En outre, les inspecteurs ont découvert que « les autorités des arrondissements de Verdun et du Sud-Ouest ne vérifiaient pas systématiquement que la benne des camions de SER était vide à leur arrivée sur le territoire de la Ville ».
Les autorités des arrondissements ne consultaient pas très souvent non plus les données des systèmes de positionnement GPS des camions d’ordures pour vérifier la conformité de leurs itinéraires, souligne le rapport.
« Il s’agit là d’autant de mesures de contrôle prévues par la Ville qui n’ont pas été exercées avec rigueur, mais qui auraient permis à la Ville de déceler plus tôt les agissements de SER », conclut l’inspecteur général.
Corrections immédiates
Les autorités de la Ville de Montréal ont indiqué que les deux arrondissements concernés ont déjà revu leurs façons de faire pour corriger la situation.

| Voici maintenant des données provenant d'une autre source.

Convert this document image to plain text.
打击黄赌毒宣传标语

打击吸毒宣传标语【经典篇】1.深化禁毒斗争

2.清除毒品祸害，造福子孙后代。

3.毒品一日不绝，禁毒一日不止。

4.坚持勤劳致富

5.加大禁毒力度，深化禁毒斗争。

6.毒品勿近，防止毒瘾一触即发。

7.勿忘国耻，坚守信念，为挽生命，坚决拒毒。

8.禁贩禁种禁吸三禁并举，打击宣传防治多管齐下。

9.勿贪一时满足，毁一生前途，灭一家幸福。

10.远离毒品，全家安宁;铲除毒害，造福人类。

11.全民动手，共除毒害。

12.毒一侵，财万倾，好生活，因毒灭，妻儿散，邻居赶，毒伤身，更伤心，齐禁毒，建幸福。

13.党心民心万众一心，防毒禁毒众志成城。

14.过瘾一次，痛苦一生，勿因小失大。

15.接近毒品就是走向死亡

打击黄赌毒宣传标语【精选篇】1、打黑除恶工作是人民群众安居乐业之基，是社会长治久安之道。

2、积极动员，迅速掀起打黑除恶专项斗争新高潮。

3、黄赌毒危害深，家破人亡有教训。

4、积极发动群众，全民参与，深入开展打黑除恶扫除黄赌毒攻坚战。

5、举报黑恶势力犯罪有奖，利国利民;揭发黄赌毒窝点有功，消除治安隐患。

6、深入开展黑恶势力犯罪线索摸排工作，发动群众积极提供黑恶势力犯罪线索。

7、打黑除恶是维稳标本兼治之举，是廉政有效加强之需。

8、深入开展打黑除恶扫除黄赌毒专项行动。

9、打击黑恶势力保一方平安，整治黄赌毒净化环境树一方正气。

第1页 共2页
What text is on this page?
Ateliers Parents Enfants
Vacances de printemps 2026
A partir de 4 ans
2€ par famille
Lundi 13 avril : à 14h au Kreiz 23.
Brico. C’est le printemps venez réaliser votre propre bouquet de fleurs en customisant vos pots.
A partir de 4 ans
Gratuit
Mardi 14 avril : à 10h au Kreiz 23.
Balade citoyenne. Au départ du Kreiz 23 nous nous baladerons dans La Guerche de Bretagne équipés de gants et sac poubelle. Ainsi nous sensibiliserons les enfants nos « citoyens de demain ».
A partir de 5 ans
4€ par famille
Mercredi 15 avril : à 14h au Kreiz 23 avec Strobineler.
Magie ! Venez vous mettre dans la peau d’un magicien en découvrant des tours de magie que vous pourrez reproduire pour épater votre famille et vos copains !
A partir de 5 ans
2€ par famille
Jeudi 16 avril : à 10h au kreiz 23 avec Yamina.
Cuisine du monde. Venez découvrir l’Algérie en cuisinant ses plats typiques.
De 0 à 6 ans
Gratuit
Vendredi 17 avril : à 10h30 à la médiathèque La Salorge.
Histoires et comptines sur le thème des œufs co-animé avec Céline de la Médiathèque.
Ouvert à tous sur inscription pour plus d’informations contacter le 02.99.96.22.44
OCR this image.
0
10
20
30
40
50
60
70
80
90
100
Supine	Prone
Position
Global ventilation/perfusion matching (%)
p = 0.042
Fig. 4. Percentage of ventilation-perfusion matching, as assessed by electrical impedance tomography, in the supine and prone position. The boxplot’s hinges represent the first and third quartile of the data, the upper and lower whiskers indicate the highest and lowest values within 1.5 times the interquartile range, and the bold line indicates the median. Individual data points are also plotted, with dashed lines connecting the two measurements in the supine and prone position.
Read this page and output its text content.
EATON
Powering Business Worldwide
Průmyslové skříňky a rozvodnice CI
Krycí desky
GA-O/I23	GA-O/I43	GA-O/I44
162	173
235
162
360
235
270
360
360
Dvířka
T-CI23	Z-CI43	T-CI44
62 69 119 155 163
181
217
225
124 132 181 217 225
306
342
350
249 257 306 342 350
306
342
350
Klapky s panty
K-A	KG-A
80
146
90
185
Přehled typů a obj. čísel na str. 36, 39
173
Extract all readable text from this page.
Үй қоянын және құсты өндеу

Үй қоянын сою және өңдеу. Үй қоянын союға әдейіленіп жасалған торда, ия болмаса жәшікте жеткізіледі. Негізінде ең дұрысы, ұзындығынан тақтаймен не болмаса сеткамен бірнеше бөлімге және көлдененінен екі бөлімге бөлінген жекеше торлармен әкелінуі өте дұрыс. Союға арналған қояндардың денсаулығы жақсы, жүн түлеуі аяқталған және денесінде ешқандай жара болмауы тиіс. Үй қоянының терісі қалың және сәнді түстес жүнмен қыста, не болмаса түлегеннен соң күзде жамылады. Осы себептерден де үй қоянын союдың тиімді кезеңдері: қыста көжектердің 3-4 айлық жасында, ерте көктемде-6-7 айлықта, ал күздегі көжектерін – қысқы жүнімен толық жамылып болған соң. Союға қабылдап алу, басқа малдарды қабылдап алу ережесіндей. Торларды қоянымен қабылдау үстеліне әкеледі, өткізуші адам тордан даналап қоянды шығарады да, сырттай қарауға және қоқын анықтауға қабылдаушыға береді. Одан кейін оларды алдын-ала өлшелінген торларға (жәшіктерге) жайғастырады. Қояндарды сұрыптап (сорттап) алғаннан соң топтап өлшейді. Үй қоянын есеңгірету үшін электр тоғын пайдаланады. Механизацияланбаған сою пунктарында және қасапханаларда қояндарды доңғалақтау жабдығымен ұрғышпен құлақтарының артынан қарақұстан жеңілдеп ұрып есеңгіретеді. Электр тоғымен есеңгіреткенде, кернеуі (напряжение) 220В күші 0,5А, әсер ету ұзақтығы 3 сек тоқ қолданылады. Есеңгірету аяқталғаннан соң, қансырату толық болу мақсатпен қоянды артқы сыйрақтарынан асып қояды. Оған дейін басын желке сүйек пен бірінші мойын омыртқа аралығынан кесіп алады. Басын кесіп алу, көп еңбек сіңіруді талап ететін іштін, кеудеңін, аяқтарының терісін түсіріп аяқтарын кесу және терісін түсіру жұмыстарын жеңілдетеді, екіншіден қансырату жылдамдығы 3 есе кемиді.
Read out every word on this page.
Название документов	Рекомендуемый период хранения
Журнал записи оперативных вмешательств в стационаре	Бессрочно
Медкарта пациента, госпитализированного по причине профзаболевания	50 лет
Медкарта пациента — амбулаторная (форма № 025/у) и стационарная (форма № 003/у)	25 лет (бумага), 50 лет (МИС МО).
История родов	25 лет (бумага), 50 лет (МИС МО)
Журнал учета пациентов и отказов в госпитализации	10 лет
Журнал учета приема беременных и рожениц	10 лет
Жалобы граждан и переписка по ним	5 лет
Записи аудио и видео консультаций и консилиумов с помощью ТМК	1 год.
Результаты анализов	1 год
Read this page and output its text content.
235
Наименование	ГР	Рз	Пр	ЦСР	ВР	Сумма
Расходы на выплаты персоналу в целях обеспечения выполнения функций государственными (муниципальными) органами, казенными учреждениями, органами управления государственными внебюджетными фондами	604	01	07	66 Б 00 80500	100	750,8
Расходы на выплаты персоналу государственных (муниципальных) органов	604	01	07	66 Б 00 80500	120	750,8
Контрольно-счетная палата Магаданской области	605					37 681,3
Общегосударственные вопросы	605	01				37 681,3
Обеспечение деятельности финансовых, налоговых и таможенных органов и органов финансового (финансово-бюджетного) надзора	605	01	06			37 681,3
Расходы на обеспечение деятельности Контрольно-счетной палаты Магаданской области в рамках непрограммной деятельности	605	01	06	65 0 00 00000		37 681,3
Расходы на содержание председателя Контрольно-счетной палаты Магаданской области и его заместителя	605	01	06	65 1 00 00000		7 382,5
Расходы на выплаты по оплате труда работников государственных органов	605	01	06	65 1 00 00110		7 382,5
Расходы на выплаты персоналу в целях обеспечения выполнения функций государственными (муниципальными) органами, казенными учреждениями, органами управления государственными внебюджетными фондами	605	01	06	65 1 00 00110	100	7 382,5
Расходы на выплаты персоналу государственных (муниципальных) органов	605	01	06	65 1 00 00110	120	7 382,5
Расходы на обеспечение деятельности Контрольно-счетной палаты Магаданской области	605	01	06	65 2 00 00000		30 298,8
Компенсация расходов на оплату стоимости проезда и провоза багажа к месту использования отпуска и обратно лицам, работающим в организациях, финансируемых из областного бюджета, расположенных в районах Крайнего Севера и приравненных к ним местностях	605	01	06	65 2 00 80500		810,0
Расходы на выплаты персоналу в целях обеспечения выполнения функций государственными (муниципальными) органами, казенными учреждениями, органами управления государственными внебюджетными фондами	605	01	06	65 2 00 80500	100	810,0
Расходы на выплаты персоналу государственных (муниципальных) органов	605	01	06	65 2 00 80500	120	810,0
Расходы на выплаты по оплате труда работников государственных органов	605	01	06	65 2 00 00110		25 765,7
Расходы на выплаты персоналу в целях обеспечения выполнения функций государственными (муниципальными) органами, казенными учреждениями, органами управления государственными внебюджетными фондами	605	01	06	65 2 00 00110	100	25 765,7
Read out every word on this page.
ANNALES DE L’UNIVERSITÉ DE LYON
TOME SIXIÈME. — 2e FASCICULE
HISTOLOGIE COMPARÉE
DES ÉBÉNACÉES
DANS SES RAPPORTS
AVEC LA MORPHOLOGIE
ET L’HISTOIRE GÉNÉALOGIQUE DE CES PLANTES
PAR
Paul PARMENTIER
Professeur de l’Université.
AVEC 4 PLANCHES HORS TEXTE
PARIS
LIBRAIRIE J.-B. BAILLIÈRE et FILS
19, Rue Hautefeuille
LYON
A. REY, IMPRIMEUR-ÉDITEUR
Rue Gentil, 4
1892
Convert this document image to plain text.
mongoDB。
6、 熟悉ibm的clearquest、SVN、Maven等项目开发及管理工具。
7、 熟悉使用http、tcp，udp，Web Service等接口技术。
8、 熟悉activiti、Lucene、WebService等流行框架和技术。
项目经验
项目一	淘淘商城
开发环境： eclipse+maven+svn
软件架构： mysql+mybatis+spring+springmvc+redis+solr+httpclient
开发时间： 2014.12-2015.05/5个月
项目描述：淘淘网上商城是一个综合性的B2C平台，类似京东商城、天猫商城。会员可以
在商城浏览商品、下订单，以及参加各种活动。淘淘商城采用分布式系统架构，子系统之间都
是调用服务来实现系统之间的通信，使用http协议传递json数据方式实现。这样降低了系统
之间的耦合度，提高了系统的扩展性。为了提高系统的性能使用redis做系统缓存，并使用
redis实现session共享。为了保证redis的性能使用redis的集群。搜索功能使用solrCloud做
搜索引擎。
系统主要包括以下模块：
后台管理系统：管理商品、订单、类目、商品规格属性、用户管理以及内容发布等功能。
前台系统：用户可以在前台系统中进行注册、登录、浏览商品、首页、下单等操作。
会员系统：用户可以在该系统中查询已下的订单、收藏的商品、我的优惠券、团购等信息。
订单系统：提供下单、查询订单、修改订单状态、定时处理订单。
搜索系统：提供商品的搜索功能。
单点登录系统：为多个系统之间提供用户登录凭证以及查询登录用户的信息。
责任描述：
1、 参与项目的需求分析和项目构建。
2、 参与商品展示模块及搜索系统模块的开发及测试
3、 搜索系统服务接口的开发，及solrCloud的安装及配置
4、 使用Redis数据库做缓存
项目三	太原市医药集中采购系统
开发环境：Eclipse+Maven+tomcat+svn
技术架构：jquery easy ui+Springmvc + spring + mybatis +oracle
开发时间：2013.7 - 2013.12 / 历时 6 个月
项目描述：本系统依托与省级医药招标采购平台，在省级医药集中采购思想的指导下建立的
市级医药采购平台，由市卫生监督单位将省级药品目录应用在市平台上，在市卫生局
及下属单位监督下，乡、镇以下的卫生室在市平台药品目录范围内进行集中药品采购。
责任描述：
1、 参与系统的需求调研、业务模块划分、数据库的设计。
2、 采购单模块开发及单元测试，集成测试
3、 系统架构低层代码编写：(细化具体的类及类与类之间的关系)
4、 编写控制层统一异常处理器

Le maire de l’arrondissement de Verdun, Jean-François Parenteau, a assuré que des mesures immédiates ont été prises pour assurer le bon fonctionnement de la balance qui pèse les camions ainsi que pour corriger un « manque de rigueur » dans la surveillance des collectes de déchets.
D'autres corrections devraient s'ajouter prochainement, a indiqué la mairesse Valérie Plante, qui a promis, lors d'une mêlée de presse, de s'« assurer que ça n’arrive pas de nouveau ».
Il y a des recommandations. On va les passer au peigne fin et on va ajuster le tir […] S’il y a des changements à faire, on va les faire. Là-dessus, il n’y a aucun doute.
L’arrondissement de Verdun, en collaboration avec la Ville de Montréal, compte s’inspirer du système de traçabilité en temps réel des sols contaminés, baptisé Traces Québec, et l’appliquer au ramassage et au traitement des déchets.
Traces Québec permet, grâce à des systèmes de repérage, de suivre en temps réel le déplacement des sols contaminés afin de savoir en tout temps où ils sont et les routes qu’ils empruntent.
Le chef de l’opposition à l'Hôtel de Ville, Lionel Perez, dont le parti Ensemble Montréal (autrefois Équipe Denis Coderre) était au pouvoir au moment des faits, a noté que « ce sont des enjeux qui se gèrent localement, dans les arrondissements ». Or, l'un des deux arrondissements concernés était déjà dirigé par un membre de Projet Montréal à l'époque : Benoit Dorais, dans le Sud-Ouest.
Dans Verdun, Jean-François Parenteau faisait partie de l'équipe de l'ex-maire Coderre, qu'il a quittée en novembre pour siéger au comité exécutif.
« Il y a des membres des services de l’arrondissement de Verdun qui, eux-mêmes, ont fait la dénonciation, a cependant signalé M. Perez. Donc, il y a un travail qui a été fait en amont par eux, il faut le reconnaître. »
M. Perez a néanmoins réclamé plus de vigilance de la part des administrateurs.
Des sommes à récupérer

Une situation « inacceptable », a estimé la mairesse Valérie Plante.
Photo : Radio-Canada
La Ville se penche maintenant sur les recours possibles.
« S’il y a une façon de récupérer l’argent que les Montréalais ont payé pour rien, […] on va le faire. On envisage tout », a affirmé Mme Plante.
Que les Montréalais paient pour les vidanges qui viennent d’autres municipalités, ce n’est pas acceptable.
La Ville n'est pas en mesure de dire combien SER a perçu en trop. « La somme totale est à valider, parce que le rapport est sorti vendredi passé, mais c'est beaucoup d’argent », a convenu Jean-François Parenteau en entrevue à Gravel le matin, sur les ondes d'ICI Première.
La Ville aurait même dû obtenir une ristourne de SER pour avoir réussi à réduire la quantité d'ordures qu'elle produisait. « Mais jamais on n’a réussi à avoir cette ristourne-là », a regretté M. Parenteau, expliquant que la quantité de déchets, gonflée par ceux qui venaient d’ailleurs, demeurait la même malgré les efforts de la municipalité.
Ainsi, pour les mêmes ordures, SER « récoltait l’argent de son contrat privé, mais en plus, les coûts étaient payés par les contribuables de la Ville de Montréal », a-t-il dit.
Jeremy Watt, un représentant de Waste Connections, la société mère de SER, a indiqué lundi qu'il réservait ses commentaires pour plus tard. « Nous étudions le rapport et nous réagirons en temps et lieu », a-t-il dit.